Pesca del tonno rosso, WWF: diffusa l’illegalità in Italia
mercoledì, 8 ottobre 2008in: Natura ed ecologia, Salute e alimentazione
Pescherecci non autorizzati, vendite al mercato mafioso, catture con metodi fuori legge. Questi alcuni dei “reati” dei quali l’Italia si è macchiata nel settore della pesca al tonno rosso. Il WWF ha oggi presentato un dossier che dimostra come la gestione di questo tipo di pesca sia insostenibile anche per colpa di un’illegalità diffusa dalla quale il nostro Paese non è esente.

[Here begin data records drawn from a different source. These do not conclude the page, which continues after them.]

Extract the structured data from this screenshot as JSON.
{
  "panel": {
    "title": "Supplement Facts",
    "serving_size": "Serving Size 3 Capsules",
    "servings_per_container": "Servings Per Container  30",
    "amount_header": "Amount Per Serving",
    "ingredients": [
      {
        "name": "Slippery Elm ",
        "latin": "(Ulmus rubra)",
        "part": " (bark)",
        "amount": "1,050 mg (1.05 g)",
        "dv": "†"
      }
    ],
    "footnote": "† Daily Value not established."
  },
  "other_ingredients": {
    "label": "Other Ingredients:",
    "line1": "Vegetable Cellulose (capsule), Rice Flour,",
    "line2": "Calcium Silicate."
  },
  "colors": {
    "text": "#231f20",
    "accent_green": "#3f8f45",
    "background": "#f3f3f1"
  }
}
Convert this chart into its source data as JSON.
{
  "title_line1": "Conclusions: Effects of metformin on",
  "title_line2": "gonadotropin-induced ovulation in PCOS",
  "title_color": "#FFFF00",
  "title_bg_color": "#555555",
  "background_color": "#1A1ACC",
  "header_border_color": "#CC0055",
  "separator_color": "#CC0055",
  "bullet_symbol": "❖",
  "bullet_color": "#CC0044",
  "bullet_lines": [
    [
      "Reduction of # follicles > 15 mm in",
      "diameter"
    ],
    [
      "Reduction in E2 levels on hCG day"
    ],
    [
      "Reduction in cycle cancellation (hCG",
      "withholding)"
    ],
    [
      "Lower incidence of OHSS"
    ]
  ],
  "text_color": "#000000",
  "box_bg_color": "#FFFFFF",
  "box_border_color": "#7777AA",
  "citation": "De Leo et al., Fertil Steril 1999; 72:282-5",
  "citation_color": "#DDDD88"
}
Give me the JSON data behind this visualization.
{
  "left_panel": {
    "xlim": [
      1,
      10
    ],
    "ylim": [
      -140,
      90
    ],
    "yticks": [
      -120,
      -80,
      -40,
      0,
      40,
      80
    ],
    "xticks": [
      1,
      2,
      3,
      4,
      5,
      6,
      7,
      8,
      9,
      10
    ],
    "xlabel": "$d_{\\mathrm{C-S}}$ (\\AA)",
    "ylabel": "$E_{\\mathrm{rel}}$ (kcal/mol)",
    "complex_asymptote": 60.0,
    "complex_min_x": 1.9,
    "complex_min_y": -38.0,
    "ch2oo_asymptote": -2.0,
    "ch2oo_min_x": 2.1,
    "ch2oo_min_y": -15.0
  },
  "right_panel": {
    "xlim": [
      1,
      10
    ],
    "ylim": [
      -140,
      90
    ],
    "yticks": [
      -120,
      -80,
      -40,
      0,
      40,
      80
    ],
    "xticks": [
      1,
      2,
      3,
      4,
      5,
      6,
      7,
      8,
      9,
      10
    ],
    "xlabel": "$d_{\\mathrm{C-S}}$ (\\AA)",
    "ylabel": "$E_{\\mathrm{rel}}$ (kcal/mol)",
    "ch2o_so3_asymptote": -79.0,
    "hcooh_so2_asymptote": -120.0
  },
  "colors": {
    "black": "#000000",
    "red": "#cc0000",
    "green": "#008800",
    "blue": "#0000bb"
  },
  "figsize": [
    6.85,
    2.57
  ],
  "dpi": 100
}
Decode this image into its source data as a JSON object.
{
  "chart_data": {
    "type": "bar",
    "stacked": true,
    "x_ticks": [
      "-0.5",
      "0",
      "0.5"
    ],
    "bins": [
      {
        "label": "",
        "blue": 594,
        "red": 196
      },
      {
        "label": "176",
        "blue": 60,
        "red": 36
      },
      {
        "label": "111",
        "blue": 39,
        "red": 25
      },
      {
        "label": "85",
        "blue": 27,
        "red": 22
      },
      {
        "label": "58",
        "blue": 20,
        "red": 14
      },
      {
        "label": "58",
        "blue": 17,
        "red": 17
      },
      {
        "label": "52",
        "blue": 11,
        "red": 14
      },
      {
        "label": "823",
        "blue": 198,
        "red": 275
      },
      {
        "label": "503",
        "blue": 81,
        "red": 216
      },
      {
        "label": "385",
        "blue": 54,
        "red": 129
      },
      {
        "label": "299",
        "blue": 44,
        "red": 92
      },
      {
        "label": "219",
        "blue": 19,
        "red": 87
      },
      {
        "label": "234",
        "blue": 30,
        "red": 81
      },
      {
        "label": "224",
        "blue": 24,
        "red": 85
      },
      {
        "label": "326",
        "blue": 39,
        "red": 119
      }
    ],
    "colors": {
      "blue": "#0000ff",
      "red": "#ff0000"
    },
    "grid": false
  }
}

“Dopo un drammatico 2007 con quote di pescato eccedenti il 40% le quantità assegnate, al tonno rosso, in Italia, è andata meglio quest’anno, grazie alla decisione dell’UE di chiudere la stagione di pesca con 2 settimane di anticipo. – commenta Enzo Venini, Presidente del WWF Italia – Dai dati che abbiamo potuto incrociare, quest’anno si sono pescate come minimo 700 tonnellate in più, mentre nell’anno precedente la quota eccedente ammontava a 1.653 tonnellate (e non 327 come i dati ufficiali dicono). Ma il dossier che consegneremo al ministro delle Politiche Agricole, Alimentari e Forestali, Luca Zaia, alla Commissione Pesca dell’Ue e alle autorità preposte al controllo dice di più”.
Secondo il WWF ai porti di Pozzuoli, Vibo Valentia, Portopalo e Cetraro nessuno o pochi controllano o registrano il pescato; molte azioni di pesca al tonno vengono effettuate con l’impiego degli aerei d’avvistamento, nonostante il fatto questa pratica sia vietata dalla legge; le imbarcazioni italiane reali sono molte di più di quelle registrate: 283 unità contro le ufficiali 185.
Cosa fare? Il WWF, oltre a presentare il rapporto al ministro Zaia e all’Europa, propone una moratoria di 3 anni sulla pesca del tonno rosso in Mediterraneo e invita il Ministro a ritirare il ricorso presentato presso la Corte europea, per chiedere di rivedere le decisioni prese.